Réviser la santé pour réduire les dépenses est inévitable, selon Raymond Bachand

MONTRÉAL – Le Québec est capable de préserver l’essentiel de son modèle social, à condition d’atteindre l’équilibre budgétaire le plus rapidement possible et de réformer en profondeur la gestion du système de santé, estime une étude de l’Institut du Québec, présidé par l’ex-ministre libéral des Finances Raymond Bachand

Dévoilée lundi — à un peu plus d’une semaine du dépôt du prochain budget le 4 juin —, l’étude intitulée «Choc et démographie et finances publiques: pour un contrat social durable» prévient que le déficit structurel pourrait se creuser de manière «insoutenable» d’ici 2035 en raison du vieillissement de la population.

C’est pourquoi, selon M. Bachand, il est impératif de freiner la croissance des dépenses en santé du Québec, qui, selon le Conference Board du Canada, ont en moyenne grimpé annuellement de 5,2 pour cent depuis 10 ans.

«À 4,2 pour cent (de croissance) ça fonctionne, explique-t-il en entrevue. Si on continue à faire les choses comme il y a 20 ans (…) on s’en va dans un problème majeur qui va saccager le reste des programmes qu’on s’offre au Québec.»

Selon l’ancien ministre des Finances, le statut quo en ce qui a trait aux dépenses du système de santé pourrait diriger la province vers un déficit annuel d’une trentaine de milliards de dollars d’ici 2035.

M. Bachand reconnaît néanmoins que l’exercice risque de bousculer les pratiques actuelles.

«La difficulté sera double et consistera à effectuer des réformes importantes dans la culture et les façons de faire — de manière à réduire la croissance des dépenses — alors même qu’on améliore l’accessibilité et la qualité des soins», souligne l’étude, la première publiée par l’Institut.

Malgré tout, l’ex-ministre libéral croit que le Québec peut s’inspirer de pays européens comme la Finlande ainsi que la Suède, qui ont été en mesure d’ajuster l’augmentation des dépenses dans le secteur de la santé.

«Entre le ministre des Finances qui signe les chèques et une infirmière qui donne une piqûre, il y a toute une logistique, qui doit être en partie repensée», dit-il.

Selon l’étude, le Québec offre près de 11 milliards $ de services de plus que la moyenne canadienne, une situation qui risque de changer si la croissance annuelle des dépenses en santé devait dépasser la moyenne de 4,2 pour cent.

L’exercice pourrait même s’avérer plus douloureux, puisque M. Bachand prévient que la cible de 4,2 pour cent en ce qui a trait aux dépenses en santé permettrait seulement de «maintenir» le panier de services actuellement offert.

«Il n’y a pas d’espace pour des nouveaux services, à moins qu’ils soient tarifés à 100 pour cent.

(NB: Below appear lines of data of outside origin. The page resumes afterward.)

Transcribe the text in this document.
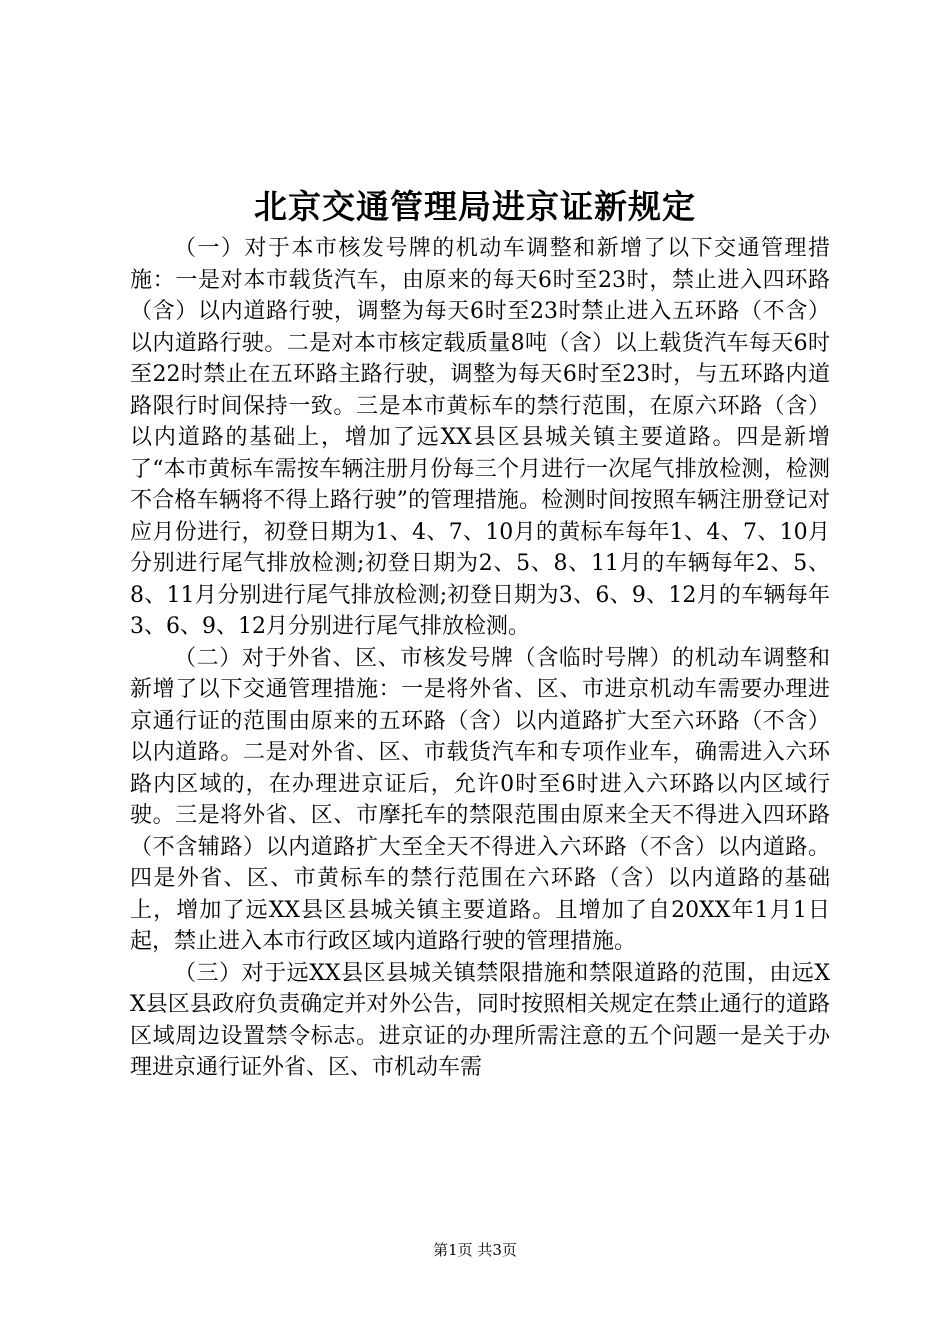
北京交通管理局进京证新规定

（一）对于本市核发号牌的机动车调整和新增了以下交通管理措施：一是对本市载货汽车，由原来的每天6时至23时，禁止进入四环路（含）以内道路行驶，调整为每天6时至23时禁止进入五环路（不含）以内道路行驶。二是对本市核定载质量8吨（含）以上载货汽车每天6时至22时禁止在五环路主路行驶，调整为每天6时至23时，与五环路内道路限行时间保持一致。三是本市黄标车的禁行范围，在原六环路（含）以内道路的基础上，增加了远XX县区县城关镇主要道路。四是新增了“本市黄标车需按车辆注册月份每三个月进行一次尾气排放检测，检测不合格车辆将不得上路行驶”的管理措施。检测时间按照车辆注册登记对应月份进行，初登日期为1、4、7、10月的黄标车每年1、4、7、10月分别进行尾气排放检测;初登日期为2、5、8、11月的车辆每年2、5、8、11月分别进行尾气排放检测;初登日期为3、6、9、12月的车辆每年3、6、9、12月分别进行尾气排放检测。

（二）对于外省、区、市核发号牌（含临时号牌）的机动车调整和新增了以下交通管理措施：一是将外省、区、市进京机动车需要办理进京通行证的范围由原来的五环路（含）以内道路扩大至六环路（不含）以内道路。二是对外省、区、市载货汽车和专项作业车，确需进入六环路内区域的，在办理进京证后，允许0时至6时进入六环路以内区域行驶。三是将外省、区、市摩托车的禁限范围由原来全天不得进入四环路（不含辅路）以内道路扩大至全天不得进入六环路（不含）以内道路。四是外省、区、市黄标车的禁行范围在六环路（含）以内道路的基础上，增加了远XX县区县城关镇主要道路。且增加了自20XX年1月1日起，禁止进入本市行政区域内道路行驶的管理措施。

（三）对于远XX县区县城关镇禁限措施和禁限道路的范围，由远XX县区县政府负责确定并对外公告，同时按照相关规定在禁止通行的道路区域周边设置禁令标志。进京证的办理所需注意的五个问题一是关于办理进京通行证外省、区、市机动车需

第1页 共3页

Il y aura toujours des nouveaux besoins au sein de la population. Si nous voulons de l’espace, il faudra revoir l’efficacité des actions actuelles», dit-il.

Si le gouvernement provincial doit s’affairer à résorber le plus rapidement possible le déficit actuel estimé à plus de 3 milliards $ par l’Institut, il devra également trouver une façon de générer de la croissance économique.

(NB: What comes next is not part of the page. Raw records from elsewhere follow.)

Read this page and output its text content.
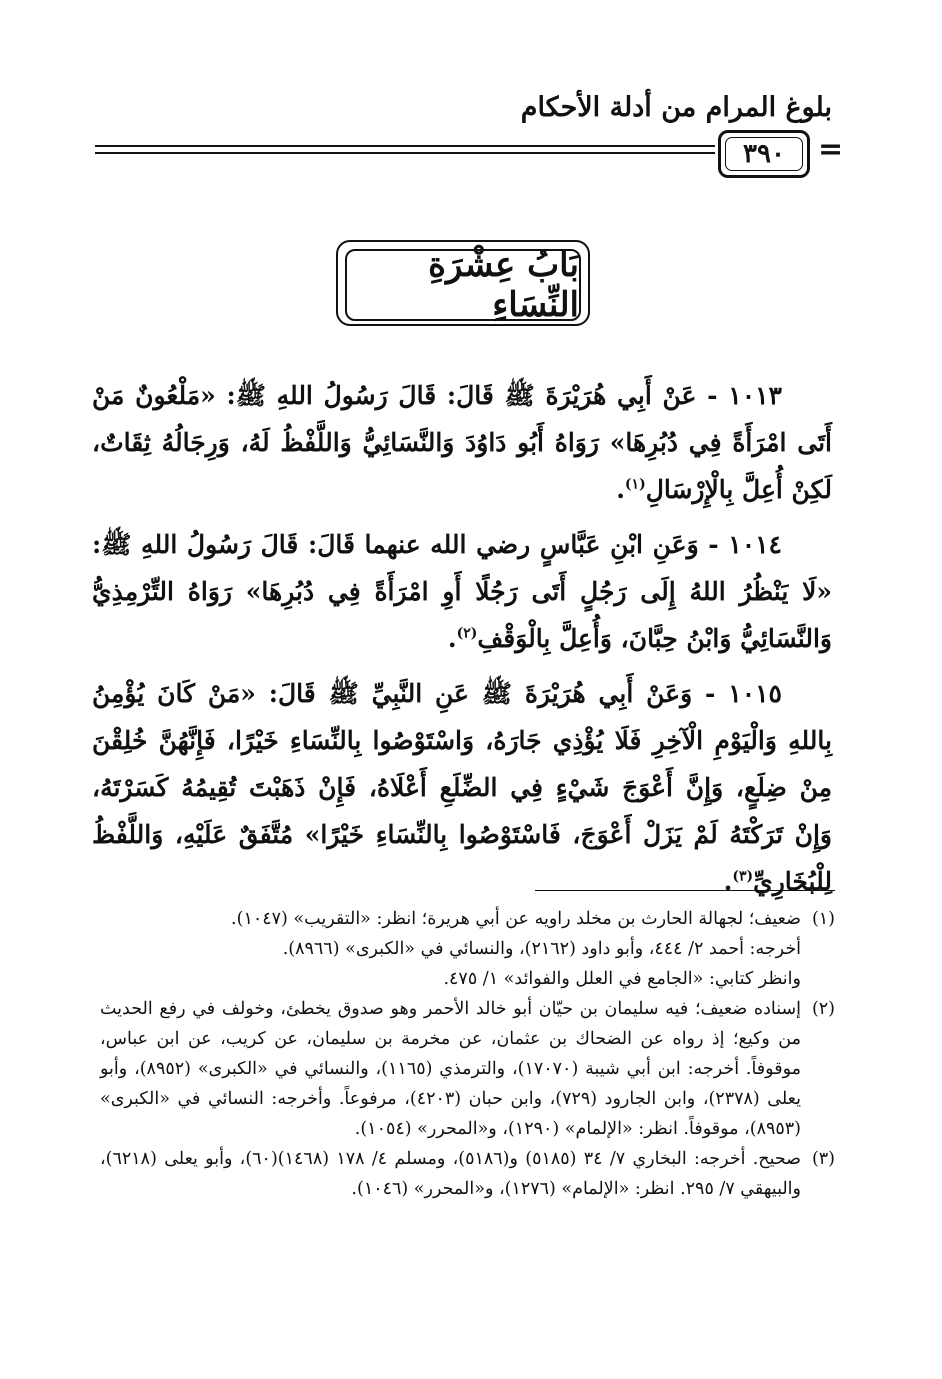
بلوغ المرام من أدلة الأحكام
٣٩٠ =
بَابُ عِشْرَةِ النِّسَاءِ

١٠١٣ - عَنْ أَبِي هُرَيْرَةَ ﷺ قَالَ: قَالَ رَسُولُ اللهِ ﷺ: «مَلْعُونٌ مَنْ أَتَى امْرَأَةً فِي دُبُرِهَا» رَوَاهُ أَبُو دَاوُدَ وَالنَّسَائِيُّ وَاللَّفْظُ لَهُ، وَرِجَالُهُ ثِقَاتٌ، لَكِنْ أُعِلَّ بِالْإِرْسَالِ$^{(١)}$.

١٠١٤ - وَعَنِ ابْنِ عَبَّاسٍ رضي الله عنهما قَالَ: قَالَ رَسُولُ اللهِ ﷺ: «لَا يَنْظُرُ اللهُ إِلَى رَجُلٍ أَتَى رَجُلًا أَوِ امْرَأَةً فِي دُبُرِهَا» رَوَاهُ التِّرْمِذِيُّ وَالنَّسَائِيُّ وَابْنُ حِبَّانَ، وَأُعِلَّ بِالْوَقْفِ$^{(٢)}$.

١٠١٥ - وَعَنْ أَبِي هُرَيْرَةَ ﷺ عَنِ النَّبِيِّ ﷺ قَالَ: «مَنْ كَانَ يُؤْمِنُ بِاللهِ وَالْيَوْمِ الْآخِرِ فَلَا يُؤْذِي جَارَهُ، وَاسْتَوْصُوا بِالنِّسَاءِ خَيْرًا، فَإِنَّهُنَّ خُلِقْنَ مِنْ ضِلَعٍ، وَإِنَّ أَعْوَجَ شَيْءٍ فِي الضِّلَعِ أَعْلَاهُ، فَإِنْ ذَهَبْتَ تُقِيمُهُ كَسَرْتَهُ، وَإِنْ تَرَكْتَهُ لَمْ يَزَلْ أَعْوَجَ، فَاسْتَوْصُوا بِالنِّسَاءِ خَيْرًا» مُتَّفَقٌ عَلَيْهِ، وَاللَّفْظُ لِلْبُخَارِيِّ$^{(٣)}$.

(١)
ضعيف؛ لجهالة الحارث بن مخلد راويه عن أبي هريرة؛ انظر: «التقريب» (١٠٤٧).
أخرجه: أحمد ٢/ ٤٤٤، وأبو داود (٢١٦٢)، والنسائي في «الكبرى» (٨٩٦٦).
وانظر كتابي: «الجامع في العلل والفوائد» ١/ ٤٧٥.
(٢)
إسناده ضعيف؛ فيه سليمان بن حيّان أبو خالد الأحمر وهو صدوق يخطئ، وخولف في رفع الحديث من وكيع؛ إذ رواه عن الضحاك بن عثمان، عن مخرمة بن سليمان، عن كريب، عن ابن عباس، موقوفاً. أخرجه: ابن أبي شيبة (١٧٠٧٠)، والترمذي (١١٦٥)، والنسائي في «الكبرى» (٨٩٥٢)، وأبو يعلى (٢٣٧٨)، وابن الجارود (٧٢٩)، وابن حبان (٤٢٠٣)، مرفوعاً. وأخرجه: النسائي في «الكبرى» (٨٩٥٣)، موقوفاً. انظر: «الإلمام» (١٢٩٠)، و«المحرر» (١٠٥٤).
(٣)
صحيح. أخرجه: البخاري ٧/ ٣٤ (٥١٨٥) و(٥١٨٦)، ومسلم ٤/ ١٧٨ (١٤٦٨)(٦٠)، وأبو يعلى (٦٢١٨)، والبيهقي ٧/ ٢٩٥. انظر: «الإلمام» (١٢٧٦)، و«المحرر» (١٠٤٦).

Le document souligne que la croissance annuelle moyenne des 20 prochaines années devrait osciller aux alentours de 1,6 pour cent, alors qu’elle était d’environ 2,1 pour cent au cours des 20 dernières années.

D’après M. Bachand, chaque dixième de point de pourcentage sera crucial pour le gouvernement puisqu’il bénéficiera d’une plus grande marge de manoeuvre budgétaire.

«Si c’était à 1,8 pour cent (de croissance), ça offrirait beaucoup plus de possibilités, illustre-t-il. Ça dégage 2 milliards $ de plus par année en 2035, mais dès 2020, de l’argent serait dégagé.»

Finalement, le document reprend une expression utilisée par le premier ministre Philippe Couillard en suggérant l’instauration d’un «cran d’arrêt» sur les programmes publics une fois l’équilibre budgétaire atteint.

«C’est clair que le réexamen amène toujours les gens à dire « c’est toujours les programmes des autres qu’il faut toucher », souligne M. Bachand. Ce n’est pas un exercice facile mais il doit être fait.»

L’Institut du Québec est issu d’un partenariat entre le Conference Board du Canada et HEC Montréal.